Pembinaan kesehatan masyarakat dan pendidikan sekolah sebagai tumpuan masa depan bangsa masih sangat terabaikan. Meski keadaan rusuh sudah surut tetapi keadaan ketertiban dan keamanan masih memerlukan kesiagaan tinggi aparat keamanan, terutama fungsi intelijen dan teritorial sepadan dengan program aksi (sisa-sisa) PKI yang sudah beralih menjadi Organisasi Tanpa Bentuk (OTB), dan untuk itu Pemerintah mempertahankan Kopkamtib sebagai lembaga Keamanan yang langsung dipimpin Presiden RI dibantu oleh seorang Wakil Panglima Kopkamtim yang sehari-hari mengelola pelaksanaan tugas pokok Kopkamtib.
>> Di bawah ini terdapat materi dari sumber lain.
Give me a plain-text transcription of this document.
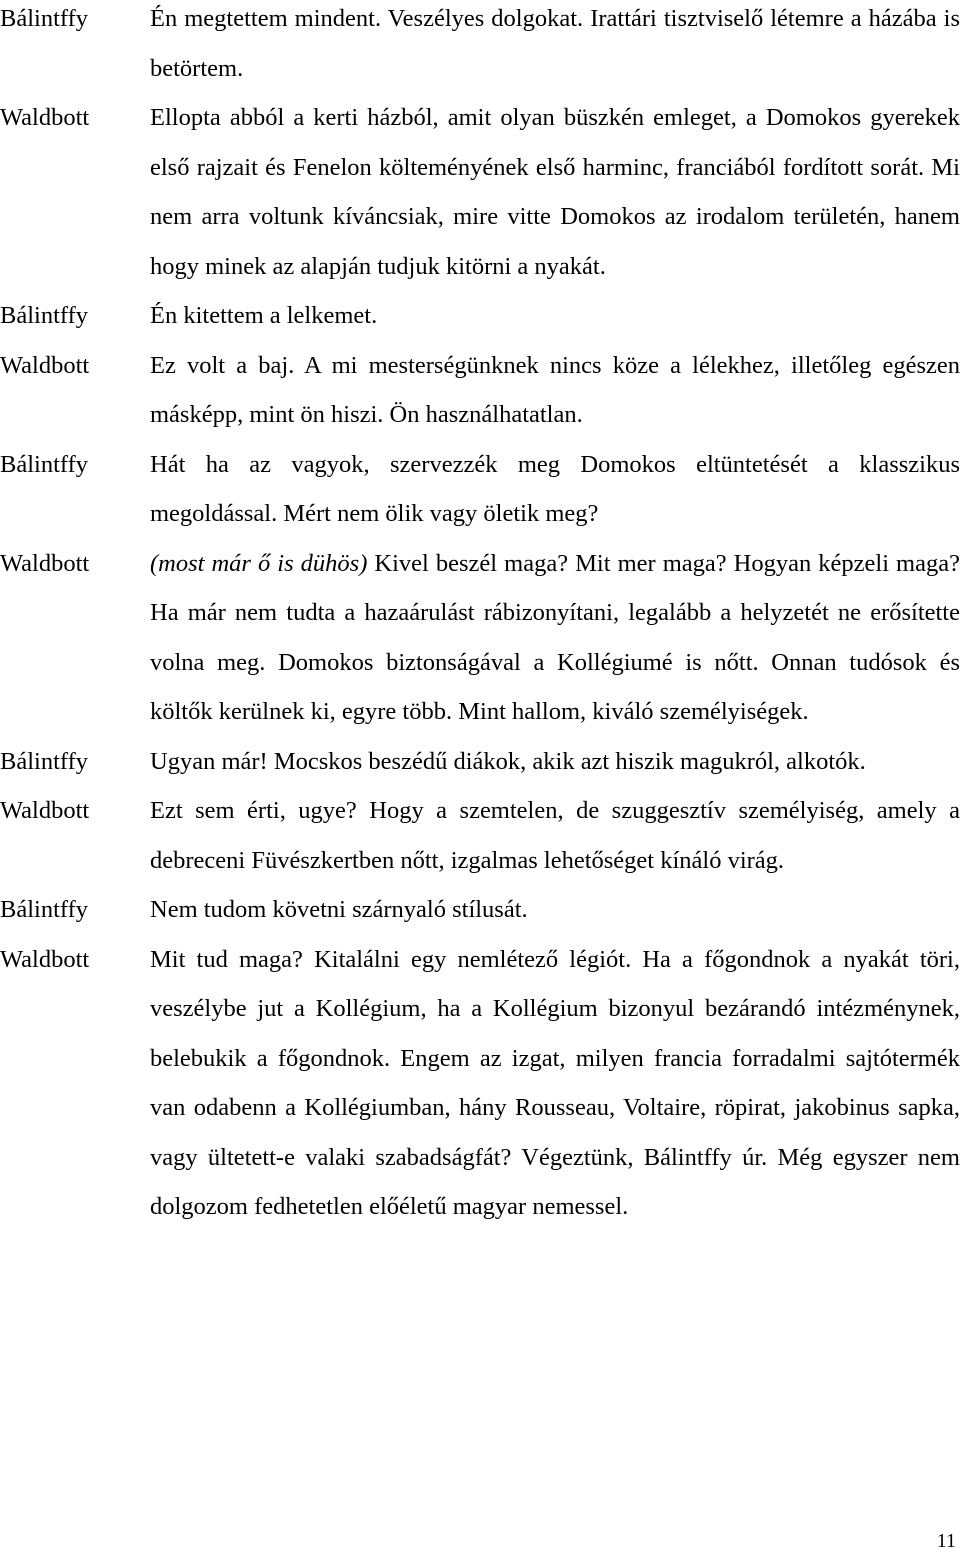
Bálintffy	Én megtettem mindent. Veszélyes dolgokat. Irattári tisztviselő létemre a házába is betörtem.
Waldbott	Ellopta abból a kerti házból, amit olyan büszkén emleget, a Domokos gyerekek első rajzait és Fenelon költeményének első harminc, franciából fordított sorát. Mi nem arra voltunk kíváncsiak, mire vitte Domokos az irodalom területén, hanem hogy minek az alapján tudjuk kitörni a nyakát.
Bálintffy	Én kitettem a lelkemet.
Waldbott	Ez volt a baj. A mi mesterségünknek nincs köze a lélekhez, illetőleg egészen másképp, mint ön hiszi. Ön használhatatlan.
Bálintffy	Hát ha az vagyok, szervezzék meg Domokos eltüntetését a klasszikus megoldással. Mért nem ölik vagy öletik meg?
Waldbott	(most már ő is dühös) Kivel beszél maga? Mit mer maga? Hogyan képzeli maga? Ha már nem tudta a hazaárulást rábizonyítani, legalább a helyzetét ne erősítette volna meg. Domokos biztonságával a Kollégiumé is nőtt. Onnan tudósok és költők kerülnek ki, egyre több. Mint hallom, kiváló személyiségek.
Bálintffy	Ugyan már! Mocskos beszédű diákok, akik azt hiszik magukról, alkotók.
Waldbott	Ezt sem érti, ugye? Hogy a szemtelen, de szuggesztív személyiség, amely a debreceni Füvészkertben nőtt, izgalmas lehetőséget kínáló virág.
Bálintffy	Nem tudom követni szárnyaló stílusát.
Waldbott	Mit tud maga? Kitalálni egy nemlétező légiót. Ha a főgondnok a nyakát töri, veszélybe jut a Kollégium, ha a Kollégium bizonyul bezárandó intézménynek, belebukik a főgondnok. Engem az izgat, milyen francia forradalmi sajtótermék van odabenn a Kollégiumban, hány Rousseau, Voltaire, röpirat, jakobinus sapka, vagy ültetett-e valaki szabadságfát? Végeztünk, Bálintffy úr. Még egyszer nem dolgozom fedhetetlen előéletű magyar nemessel.
11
Dalam rancangan pertama Pembangunan Nasional (Bangnas) yang mendapat prioritas tinggi ialah berturut-turut: Kesejahteraan Rakyat (pangan, sandang dan papan). infrastruktur (perhubungan darat, laut dan udara) terutama guna memperlancar mengalirnya produk hasil daerah pedalaman ke kota, pengembangan industri melalui imnvestasi modal LN dan memelihara stabilitas keamanan dan ketertiban. Dengan antusiasme tinggi dan kerja keras Rakyat serta Pemerintah dan faktor-faktor kondisinal seperti “boom” minyak bumi yang menghasilkan dollar (“petro dollar”), peluang (benefit) yang amat menjanjikan untuk investasi yang tidak terlalu rumit (perakitan kendaraan dan berbagai mesin, farmasi) dan perkayuan tanpa pengolahan di DN, dalam jangka waktu 10 tahun pertama Bangnas sudah meningkatkan secara meyakinkan keberhasilan pemulihan keadaan ekonomi dan kesejahteraan rakyat.
Keadaan yang sudah cukup stabil dan terkendali dikembangkan lebih lanjut dalam sektor-sekior lain yang juga sudah mulai perlu diberi perhatian. Yang sangat mengesankan antara lain ialah rencana-rencana Bangnas di bidang Pendidikan pada semua strata tapi lebih diutamakan Pendidikan Dasar dengan hampir di setiap desa (juga di daerah terpencil) tersedia Sekolah Dasar (SD Inpres) dan di setiap Kecamatan tersedia Sekolah Lanjutan Tingkat Pertama (SLTP/SMP).
Yang juga sangat disyukuri oleh Rakyat ialah dibangunnya ribuan fasilitas Kesehatan Masyarakat seperti Pusat Kesehatan Masyarakat (Puskesmas), Pos Pelayanan Ibu dan Anak (Posyandu), Pada tingkat perawatan kesehatan yang memerlukan kecanggihan ilmu pengetahuan dilaksanakan secara proyek khusus yang diprakarsai dan disupervisi Ibu Tien Soeharto (istri Pak Harto/Presiden), antara lain Rumah Sakit (Penyakit) Jantung, Rumah Sakit Ibu dan Anak dan lain lainnya.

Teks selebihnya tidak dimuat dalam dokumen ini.